Land Economics
- Discipline: Economics
- Language: English

Publication details
- Former names: The Journal of Land & Public Utility Economics
- History: 1925-present
- Publisher: University of Wisconsin Press (United States)
- Frequency: Quarterly

Standard abbreviations
- ISO 4: Land Econ.

Indexing
- ISSN: 0023-7639 (print) 1543-8325 (web)
- LCCN: 2003212981
- JSTOR: 00237639
- OCLC no.: 47993888

Links
- Journal homepage; Online access;

= Land Economics =

Land Economics is a peer-reviewed academic journal dedicated to the economics of natural and environmental resources. The journal was established in 1925 by the founder of the American Economic Association, Richard T. Ely (University of Wisconsin). Land Economics covers such topics as environmental quality, natural resources, housing, urban and rural land use, transportation, and other areas in both developed and developing country contexts. The journal features conceptual and/or empirical work with direct relevance for public policy. The journal is published by the University of Wisconsin Press. As of 2019, Land Economics had an impact factor of 1.620.

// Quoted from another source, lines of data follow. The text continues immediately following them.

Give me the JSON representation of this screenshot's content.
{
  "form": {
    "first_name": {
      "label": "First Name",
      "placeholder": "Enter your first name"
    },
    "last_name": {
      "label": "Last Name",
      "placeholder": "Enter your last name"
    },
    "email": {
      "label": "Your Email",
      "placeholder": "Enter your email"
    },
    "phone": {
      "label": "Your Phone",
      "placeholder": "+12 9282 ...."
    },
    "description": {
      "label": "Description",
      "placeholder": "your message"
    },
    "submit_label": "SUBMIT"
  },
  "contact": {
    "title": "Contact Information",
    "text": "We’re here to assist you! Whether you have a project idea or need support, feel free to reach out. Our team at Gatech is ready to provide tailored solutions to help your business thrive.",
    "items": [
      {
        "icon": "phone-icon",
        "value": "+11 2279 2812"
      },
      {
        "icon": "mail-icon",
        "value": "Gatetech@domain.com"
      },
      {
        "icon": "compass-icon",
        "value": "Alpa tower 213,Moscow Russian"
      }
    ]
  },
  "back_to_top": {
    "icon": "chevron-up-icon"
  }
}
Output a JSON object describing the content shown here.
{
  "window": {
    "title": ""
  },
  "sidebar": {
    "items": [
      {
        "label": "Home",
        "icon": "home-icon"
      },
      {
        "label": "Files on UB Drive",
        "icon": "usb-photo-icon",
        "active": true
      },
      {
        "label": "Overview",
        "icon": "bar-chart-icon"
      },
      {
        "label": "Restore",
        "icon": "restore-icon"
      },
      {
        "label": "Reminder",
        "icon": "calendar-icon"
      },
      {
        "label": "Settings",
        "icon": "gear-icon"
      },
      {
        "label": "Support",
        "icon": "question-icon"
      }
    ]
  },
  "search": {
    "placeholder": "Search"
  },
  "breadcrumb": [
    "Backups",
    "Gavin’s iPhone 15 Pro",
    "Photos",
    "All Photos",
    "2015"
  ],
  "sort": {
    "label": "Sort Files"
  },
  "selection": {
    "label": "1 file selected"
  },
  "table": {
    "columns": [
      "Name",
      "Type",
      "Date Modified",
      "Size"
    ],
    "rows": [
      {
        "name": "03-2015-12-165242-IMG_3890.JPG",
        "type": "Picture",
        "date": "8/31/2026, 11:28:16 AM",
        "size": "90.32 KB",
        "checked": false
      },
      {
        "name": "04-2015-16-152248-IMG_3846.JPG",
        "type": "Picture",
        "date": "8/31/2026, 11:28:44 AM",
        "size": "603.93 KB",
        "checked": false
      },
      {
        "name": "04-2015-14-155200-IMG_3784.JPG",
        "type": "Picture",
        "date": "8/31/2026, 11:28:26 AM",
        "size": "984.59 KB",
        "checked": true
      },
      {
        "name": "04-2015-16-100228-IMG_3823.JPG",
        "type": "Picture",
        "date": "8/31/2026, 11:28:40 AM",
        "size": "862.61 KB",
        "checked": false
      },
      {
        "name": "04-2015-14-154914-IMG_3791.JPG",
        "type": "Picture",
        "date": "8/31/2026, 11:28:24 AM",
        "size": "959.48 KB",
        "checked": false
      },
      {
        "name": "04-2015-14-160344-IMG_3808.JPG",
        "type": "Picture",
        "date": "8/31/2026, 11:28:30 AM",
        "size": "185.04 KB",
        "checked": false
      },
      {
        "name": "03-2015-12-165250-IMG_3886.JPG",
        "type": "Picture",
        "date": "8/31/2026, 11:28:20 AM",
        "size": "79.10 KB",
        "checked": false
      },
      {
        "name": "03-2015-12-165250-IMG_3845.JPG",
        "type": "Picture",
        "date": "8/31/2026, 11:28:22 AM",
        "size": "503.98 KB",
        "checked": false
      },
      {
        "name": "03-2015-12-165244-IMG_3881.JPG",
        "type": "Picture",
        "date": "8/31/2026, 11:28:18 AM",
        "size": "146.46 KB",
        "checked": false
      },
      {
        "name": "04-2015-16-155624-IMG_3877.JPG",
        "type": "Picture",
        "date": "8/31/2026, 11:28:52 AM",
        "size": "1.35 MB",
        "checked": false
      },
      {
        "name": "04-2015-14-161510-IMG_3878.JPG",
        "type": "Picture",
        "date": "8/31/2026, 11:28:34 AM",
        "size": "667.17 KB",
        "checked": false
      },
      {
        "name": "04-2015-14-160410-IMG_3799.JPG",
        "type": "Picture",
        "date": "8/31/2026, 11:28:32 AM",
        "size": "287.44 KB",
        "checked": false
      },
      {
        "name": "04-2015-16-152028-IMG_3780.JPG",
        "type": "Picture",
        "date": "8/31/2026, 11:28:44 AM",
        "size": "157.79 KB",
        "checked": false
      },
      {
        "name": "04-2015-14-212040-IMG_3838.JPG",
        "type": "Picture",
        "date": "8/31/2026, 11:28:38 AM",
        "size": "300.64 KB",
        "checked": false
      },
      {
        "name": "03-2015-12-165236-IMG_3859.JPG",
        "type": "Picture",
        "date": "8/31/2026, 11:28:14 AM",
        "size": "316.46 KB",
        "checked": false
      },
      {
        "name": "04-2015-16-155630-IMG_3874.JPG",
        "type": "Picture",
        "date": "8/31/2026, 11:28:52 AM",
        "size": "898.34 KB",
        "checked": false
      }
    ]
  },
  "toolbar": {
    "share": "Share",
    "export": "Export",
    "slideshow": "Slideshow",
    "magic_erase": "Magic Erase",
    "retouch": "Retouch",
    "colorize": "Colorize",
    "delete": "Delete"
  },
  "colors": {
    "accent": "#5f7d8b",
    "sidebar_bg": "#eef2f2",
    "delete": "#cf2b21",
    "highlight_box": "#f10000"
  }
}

Since 2018, the editor of Land Economics has been Daniel J. Phaneuf, the Henry C. Taylor Professor of Agricultural and Applied Economics at the University of Wisconsin–Madison. Phaneuf follows former editor Daniel W. Bromley, the Anderson-Bascom Professor (Emeritus) of Applied Economics at the University of Wisconsin–Madison, who led the journal for 44 years.